Hello chemistry heroes
As we all know, COVID-19 has made us purchase at least one type of hand sanitizer since the start of the pandemic. The most popular one is (to my knowledge) alcohol-based (Ethanol and Isopropyl alcohol) but I have also seen chlorine-based (hypochlorite and hypochlorous acid) gain momentum on the market.
Last week where I live, I visited a shopping mall and saw that every store had hand sanitizer stands at the entrance, as a way to make the customers feel safe. This is of course a good thought, but how should we treat the fact that chlorine-based alternatives and alcohol-based alternatives can react with each other, forming poisonous bi-products?
Let's look at the following Scenario:
A kid (with a busy mom) plays with every sanitizer she sees for every store they visit. At first, she sprays 10 ml Hypochlorous acid (500 ppm) onto its hands. Later on, it pours 10 ml alcohol-based (70 % alcohol) sanitizer on its hands. Can this be a risk for her hands or even worse, creating chloroform gases?
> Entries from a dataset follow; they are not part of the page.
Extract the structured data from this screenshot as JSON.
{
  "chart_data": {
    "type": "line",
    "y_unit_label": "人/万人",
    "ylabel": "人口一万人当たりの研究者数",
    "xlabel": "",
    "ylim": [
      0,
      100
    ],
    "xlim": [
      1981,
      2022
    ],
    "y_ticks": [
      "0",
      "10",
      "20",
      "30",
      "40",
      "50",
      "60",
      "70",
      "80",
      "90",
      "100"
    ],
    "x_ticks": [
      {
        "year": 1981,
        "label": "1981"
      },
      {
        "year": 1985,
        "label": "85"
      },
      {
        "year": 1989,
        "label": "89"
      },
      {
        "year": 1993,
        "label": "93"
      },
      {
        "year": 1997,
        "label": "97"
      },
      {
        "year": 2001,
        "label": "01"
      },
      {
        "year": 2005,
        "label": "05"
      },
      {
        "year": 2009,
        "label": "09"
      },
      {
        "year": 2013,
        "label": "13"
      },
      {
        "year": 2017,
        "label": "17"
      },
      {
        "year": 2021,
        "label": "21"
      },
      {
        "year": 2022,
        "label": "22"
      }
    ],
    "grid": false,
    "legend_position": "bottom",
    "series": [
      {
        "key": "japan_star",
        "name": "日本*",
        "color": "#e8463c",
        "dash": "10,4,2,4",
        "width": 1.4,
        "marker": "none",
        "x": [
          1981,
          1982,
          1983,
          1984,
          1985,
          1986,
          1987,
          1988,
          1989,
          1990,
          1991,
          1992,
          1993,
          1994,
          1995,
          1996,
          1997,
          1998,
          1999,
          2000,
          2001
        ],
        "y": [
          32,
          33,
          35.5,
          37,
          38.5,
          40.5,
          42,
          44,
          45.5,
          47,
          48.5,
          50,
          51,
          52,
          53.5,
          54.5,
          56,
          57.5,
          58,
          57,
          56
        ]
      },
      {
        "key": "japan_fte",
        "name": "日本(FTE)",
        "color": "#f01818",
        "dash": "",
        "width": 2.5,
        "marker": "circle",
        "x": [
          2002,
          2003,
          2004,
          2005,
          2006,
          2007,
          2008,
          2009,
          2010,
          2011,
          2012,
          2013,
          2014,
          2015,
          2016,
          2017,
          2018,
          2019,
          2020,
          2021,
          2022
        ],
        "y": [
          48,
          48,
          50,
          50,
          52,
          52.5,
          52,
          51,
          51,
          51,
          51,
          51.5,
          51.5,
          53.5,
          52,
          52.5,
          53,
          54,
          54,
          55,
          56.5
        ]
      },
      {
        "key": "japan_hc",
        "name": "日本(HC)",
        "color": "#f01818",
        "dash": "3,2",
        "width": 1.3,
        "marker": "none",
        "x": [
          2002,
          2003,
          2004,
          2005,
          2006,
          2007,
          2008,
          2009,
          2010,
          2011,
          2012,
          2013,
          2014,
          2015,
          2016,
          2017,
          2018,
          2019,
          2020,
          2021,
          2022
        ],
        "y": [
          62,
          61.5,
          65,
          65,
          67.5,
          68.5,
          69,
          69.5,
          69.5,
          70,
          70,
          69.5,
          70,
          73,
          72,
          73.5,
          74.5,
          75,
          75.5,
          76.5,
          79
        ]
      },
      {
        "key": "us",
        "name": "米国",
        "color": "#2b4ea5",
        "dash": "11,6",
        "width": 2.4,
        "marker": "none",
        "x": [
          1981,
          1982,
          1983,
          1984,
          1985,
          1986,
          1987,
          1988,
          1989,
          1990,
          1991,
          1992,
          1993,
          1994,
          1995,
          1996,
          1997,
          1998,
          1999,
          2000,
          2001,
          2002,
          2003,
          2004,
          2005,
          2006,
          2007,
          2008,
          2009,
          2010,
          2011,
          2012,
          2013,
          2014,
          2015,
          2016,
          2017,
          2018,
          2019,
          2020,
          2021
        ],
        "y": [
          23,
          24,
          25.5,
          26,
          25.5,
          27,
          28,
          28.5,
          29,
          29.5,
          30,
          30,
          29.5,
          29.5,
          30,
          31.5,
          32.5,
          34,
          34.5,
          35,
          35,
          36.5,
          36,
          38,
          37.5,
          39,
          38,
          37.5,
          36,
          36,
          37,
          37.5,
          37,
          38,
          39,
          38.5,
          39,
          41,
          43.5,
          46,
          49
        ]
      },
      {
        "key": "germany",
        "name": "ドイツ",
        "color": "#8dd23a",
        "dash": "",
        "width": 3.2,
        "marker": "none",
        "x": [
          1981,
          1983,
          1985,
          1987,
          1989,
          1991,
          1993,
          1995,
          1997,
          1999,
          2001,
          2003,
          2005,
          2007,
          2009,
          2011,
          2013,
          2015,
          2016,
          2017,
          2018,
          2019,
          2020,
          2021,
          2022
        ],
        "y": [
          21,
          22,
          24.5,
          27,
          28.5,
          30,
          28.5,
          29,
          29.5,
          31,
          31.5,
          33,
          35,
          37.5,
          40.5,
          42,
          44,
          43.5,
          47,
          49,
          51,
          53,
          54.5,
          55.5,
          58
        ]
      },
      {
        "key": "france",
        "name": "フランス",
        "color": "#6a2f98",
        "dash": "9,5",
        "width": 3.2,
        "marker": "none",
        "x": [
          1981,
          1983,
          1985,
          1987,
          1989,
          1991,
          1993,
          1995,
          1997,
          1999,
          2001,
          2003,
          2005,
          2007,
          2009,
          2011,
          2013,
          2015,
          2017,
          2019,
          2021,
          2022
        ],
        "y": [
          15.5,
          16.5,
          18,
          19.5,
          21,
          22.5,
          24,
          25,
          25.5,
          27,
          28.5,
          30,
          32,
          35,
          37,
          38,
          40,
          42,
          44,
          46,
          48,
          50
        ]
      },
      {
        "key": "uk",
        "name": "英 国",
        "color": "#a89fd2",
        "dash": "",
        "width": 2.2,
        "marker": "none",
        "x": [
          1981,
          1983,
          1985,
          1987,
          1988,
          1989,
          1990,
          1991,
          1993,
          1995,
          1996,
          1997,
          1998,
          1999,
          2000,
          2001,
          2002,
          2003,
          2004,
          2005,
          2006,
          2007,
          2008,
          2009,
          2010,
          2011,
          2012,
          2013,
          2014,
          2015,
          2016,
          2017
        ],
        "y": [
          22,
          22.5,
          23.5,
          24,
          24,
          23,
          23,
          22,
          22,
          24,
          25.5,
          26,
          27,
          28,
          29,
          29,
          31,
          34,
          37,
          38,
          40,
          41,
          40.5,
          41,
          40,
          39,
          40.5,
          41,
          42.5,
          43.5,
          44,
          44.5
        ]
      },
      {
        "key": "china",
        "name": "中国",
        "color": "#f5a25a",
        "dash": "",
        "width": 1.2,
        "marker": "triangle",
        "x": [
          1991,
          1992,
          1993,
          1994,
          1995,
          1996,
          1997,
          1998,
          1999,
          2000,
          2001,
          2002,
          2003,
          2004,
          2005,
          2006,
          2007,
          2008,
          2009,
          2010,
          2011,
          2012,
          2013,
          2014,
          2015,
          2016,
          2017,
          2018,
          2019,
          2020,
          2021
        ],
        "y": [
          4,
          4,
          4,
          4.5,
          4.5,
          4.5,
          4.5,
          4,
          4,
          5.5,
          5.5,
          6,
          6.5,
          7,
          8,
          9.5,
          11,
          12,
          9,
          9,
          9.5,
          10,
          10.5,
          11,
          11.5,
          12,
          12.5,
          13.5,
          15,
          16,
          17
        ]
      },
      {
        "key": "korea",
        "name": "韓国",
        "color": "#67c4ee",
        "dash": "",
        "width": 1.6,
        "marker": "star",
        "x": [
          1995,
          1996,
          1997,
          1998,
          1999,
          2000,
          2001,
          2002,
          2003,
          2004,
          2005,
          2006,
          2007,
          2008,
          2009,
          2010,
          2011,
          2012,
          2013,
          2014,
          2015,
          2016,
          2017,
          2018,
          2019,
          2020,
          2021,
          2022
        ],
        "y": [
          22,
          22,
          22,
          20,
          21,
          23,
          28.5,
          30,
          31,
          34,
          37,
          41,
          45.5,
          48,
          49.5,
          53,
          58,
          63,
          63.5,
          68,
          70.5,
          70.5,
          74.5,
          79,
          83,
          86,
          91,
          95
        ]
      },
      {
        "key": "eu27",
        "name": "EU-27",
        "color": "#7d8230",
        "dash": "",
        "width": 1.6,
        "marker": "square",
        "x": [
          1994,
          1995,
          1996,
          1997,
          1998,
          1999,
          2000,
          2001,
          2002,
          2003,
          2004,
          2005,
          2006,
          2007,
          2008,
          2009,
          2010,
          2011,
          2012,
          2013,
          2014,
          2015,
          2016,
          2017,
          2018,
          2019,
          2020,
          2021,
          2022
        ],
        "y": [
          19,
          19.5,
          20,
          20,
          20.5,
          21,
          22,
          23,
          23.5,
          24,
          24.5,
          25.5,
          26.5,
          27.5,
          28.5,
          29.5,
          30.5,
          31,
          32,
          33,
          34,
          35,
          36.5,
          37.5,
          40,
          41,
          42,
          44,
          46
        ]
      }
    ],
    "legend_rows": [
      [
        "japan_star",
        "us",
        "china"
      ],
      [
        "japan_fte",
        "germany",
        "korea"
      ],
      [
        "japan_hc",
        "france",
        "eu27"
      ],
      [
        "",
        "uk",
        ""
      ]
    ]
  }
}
I am an amateur in chemistry and do not see my calculations as valid. But this is what I have found on the internet if I would mix alcohol and hypochlorous acid:
Ethanol + Hypochlorous Acid -> Acetaldehyde + Water + Chlorine
Isopropyl Alcohol + Hypochlorous Acid -> Acetaldehyde + Water + Chlorine
To my understanding, this should not cause any harm due to the fact that the reactants are maximum 10 ml each. Also, the concentration of the HOCL is "only" 500 ppm. Am I wrong in any way?
Is there any existing "chemistry reaction calculator" out there? It would be very nice to type in Reactants and see what the products will be. This especially since there are many threads out there stating that chloroform can be created by mixing bleach and alcohol. But to my understanding, chloroform is created by mixing bleach/Hypochlorous acid with Acetone or Butanone.